All of us are filled with longing at one time or another…for a partner, for a connection with the divine, or even for a very good meal. In my case it’s always been the longing to understand the meaning behind things, which led me to a double profession, first as a mainstream journalist and later as a teacher and writer. In pursuit of truth, I delved and questioned and ferreted around for answers to everything that I couldn’t quite figure out
At last there came a time when I realized that there were depths I could never get to the bottom of, and heights I would never reach. Yet the inner pursuer continued to hunt everywhere for answers, and even began to attack me, resenting my inability to get what I wanted.

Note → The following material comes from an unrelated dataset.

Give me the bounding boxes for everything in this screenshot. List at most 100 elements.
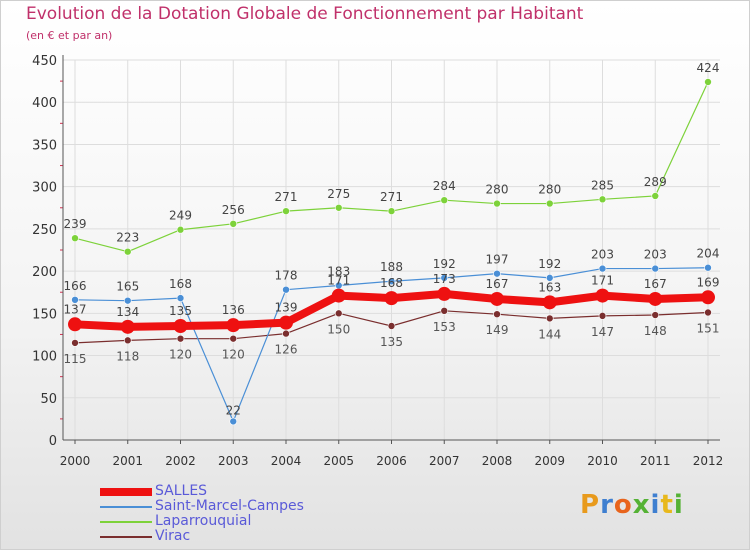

That raised the question, who in me resents not “getting it?” I’ll often see something out of the corner of my mind’s eye, a manifestation of what’s going on inside or outside me. In fact, there’s information everywhere when you keep mind and heart open. It’s reflected in dreams, in efforts at painting, in affirmations and assumptions, and in a variety of personal blunders. And someone inside looks on all this activity and asks: “What in heaven’s name is going on here?”
Dreams can be terrifying, or quite the opposite, heart-easing. Some of my paintings are quite beautiful and that pleases me. Others seem like repetitions of the same old stuff as before. The usual frustration rises whenever I’m faced with an unknown world that expresses itself through me or to me, even though I know it is trying to communicate. Why can’t I hear the message, demand an explanation, or finally, as a last resort, acknowledge: “I don’t understand.”
I’m unavailable. That’s the word for it. The critical person in pursuit of answers can’t understand. Perhaps my ability to comprehend has gone on vacation. Or maybe I need to learn a new language. What’s hardest to fathom is that even in the best conditions, for example sometimes when I walk in the park thinking, “Here I am at last!” nothing changes. How I long to absorb the message of the trees, to expand with the open landscape and be refreshed. That’s why I came here, in search of a quiet mind, but thoughts burble on.
Or when something bad happens to someone good and it’s incomprehensible why. I look. I listen. But what I seek to understand is beyond my grasp. In such a moment I am face to face with how I want things to be, and what I lack. Finally, not without regret, I let go of the need to understand the mystery, and release my longing in the name of a modicum of inner peace. Suddenly, as I give up this frustrated longing to understand, peace descends like the gentle rain of heaven. I am here, now. Even as the mystery deepens, I ask for nothing.